BAT from obese mice showed increased ROS generation with a concomitant increase in antioxidant enzyme activity. Oxidative status in interscapular BAT (left), eWAT (middle) and iWAT (right) from NCD and HFD mice was assessed by determining ROS generation, oxidative damage to lipids, and antioxidant enzymes activity. (A) Total ROS were measured by determining the fluorescent probe DCFH-DA oxidation (DCF RFU: Dichlorofluorescein Relative Fluorescence Units). (B) Combined detection of malondialdehyde and 4-hydroxynonenal as major lipid peroxidation by-products, expressed together as lipoperoxides (LPO). (C–E) Antioxidant activity of the enzymes catalase (CAT) (C), superoxide dismutase (SOD) (D) and glutathione peroxidase (E). Results are represented as mean ± SEM. n = 8–10; *p < 0.05; **p < 0.01.

Figure 5

HFD increases UCP1 protein levels without changes in BAT mitochondrial content.
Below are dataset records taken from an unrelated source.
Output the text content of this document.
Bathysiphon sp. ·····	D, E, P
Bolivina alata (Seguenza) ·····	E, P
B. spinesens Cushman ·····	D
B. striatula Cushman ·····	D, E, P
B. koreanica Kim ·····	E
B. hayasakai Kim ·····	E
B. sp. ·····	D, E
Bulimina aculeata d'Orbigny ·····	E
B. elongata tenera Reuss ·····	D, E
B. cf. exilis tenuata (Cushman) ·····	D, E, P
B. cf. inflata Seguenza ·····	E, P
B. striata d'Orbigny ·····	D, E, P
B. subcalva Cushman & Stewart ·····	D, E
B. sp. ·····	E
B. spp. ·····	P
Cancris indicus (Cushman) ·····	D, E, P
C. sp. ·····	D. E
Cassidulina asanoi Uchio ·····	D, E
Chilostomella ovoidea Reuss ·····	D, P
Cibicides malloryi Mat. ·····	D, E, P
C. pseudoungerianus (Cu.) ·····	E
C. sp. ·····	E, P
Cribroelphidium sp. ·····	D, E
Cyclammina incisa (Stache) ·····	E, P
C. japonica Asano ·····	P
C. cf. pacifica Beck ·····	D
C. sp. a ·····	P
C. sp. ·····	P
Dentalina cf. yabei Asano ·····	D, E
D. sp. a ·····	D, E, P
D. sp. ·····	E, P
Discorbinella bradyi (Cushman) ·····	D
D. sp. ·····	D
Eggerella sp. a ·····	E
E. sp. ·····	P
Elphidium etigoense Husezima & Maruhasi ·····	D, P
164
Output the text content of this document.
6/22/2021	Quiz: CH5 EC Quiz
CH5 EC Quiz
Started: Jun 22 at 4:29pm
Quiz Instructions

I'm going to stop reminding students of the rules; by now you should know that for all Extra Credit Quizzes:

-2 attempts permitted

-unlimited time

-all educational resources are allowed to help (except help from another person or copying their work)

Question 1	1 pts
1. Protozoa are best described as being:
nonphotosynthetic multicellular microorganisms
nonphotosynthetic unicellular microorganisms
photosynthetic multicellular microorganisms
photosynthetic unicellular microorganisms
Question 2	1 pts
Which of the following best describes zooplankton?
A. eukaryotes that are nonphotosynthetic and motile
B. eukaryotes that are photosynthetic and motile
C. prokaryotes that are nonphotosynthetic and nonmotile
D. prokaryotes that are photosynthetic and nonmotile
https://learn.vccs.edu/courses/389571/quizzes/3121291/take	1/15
Whole interscapular BAT lysates were subjected to Western Blot analysis. (A) UCP1 protein levels using β-actin as a loading control. (B) Relative mRNA expression of BAT markers Ucp1, Zic1, Prdm16, PGc1α, Bmp8b, Cidea, Dio2, Fgf21, Hif1α and Leptin in NCD and HFD-fed mice. (C) TIM44 protein levels using β-actin as a loading control. Shown representative immunoblots out of at least 4 independent experiments. (D) Mitochondrial dynamics were determined by the relative mRNA expression of Mfn1, Mfn2 and Opa1 of BAT in NCD and HFD-fed mice. Results are represented as mean ± SEM. n = 8–10; *p < 0.05.

Figure 6

Enhanced mitochondrial respiration activity in BAT from obese mice. (A) Bioenergetic profile of interscapular BAT explants in NCD (black dots) and HFD-fed (red squares) mice. Nine milligrams of BAT/mice were analysed using the XF24 islet capture microplate. Basal oxygen consumption is recorded. After oligomycin was added in A, ATP-linked respiration and H⁺ leak were calculated. Maximal respiration and reserve capacity were measured after FCCP addition, and finally ETC inhibitors were added in C to determine non-respiratory oxygen consumption. Concentration of inhibitors and incubation times are described in the materials and methods section. Results are normalized by protein content. (B) Quantification of basal respiration in NCD and HFD mice. (C) Relative mRNA expression of the mitochondrial ETC complexes I, III, IV and ATP synthase. (D) Whole BAT lysates were subjected to Western blot. Complexes I, II and III protein levels were analysed by immunoblot, using α-tubulin as a loading control. Results are represented as mean ± SEM. n = 8–10; *p < 0.05.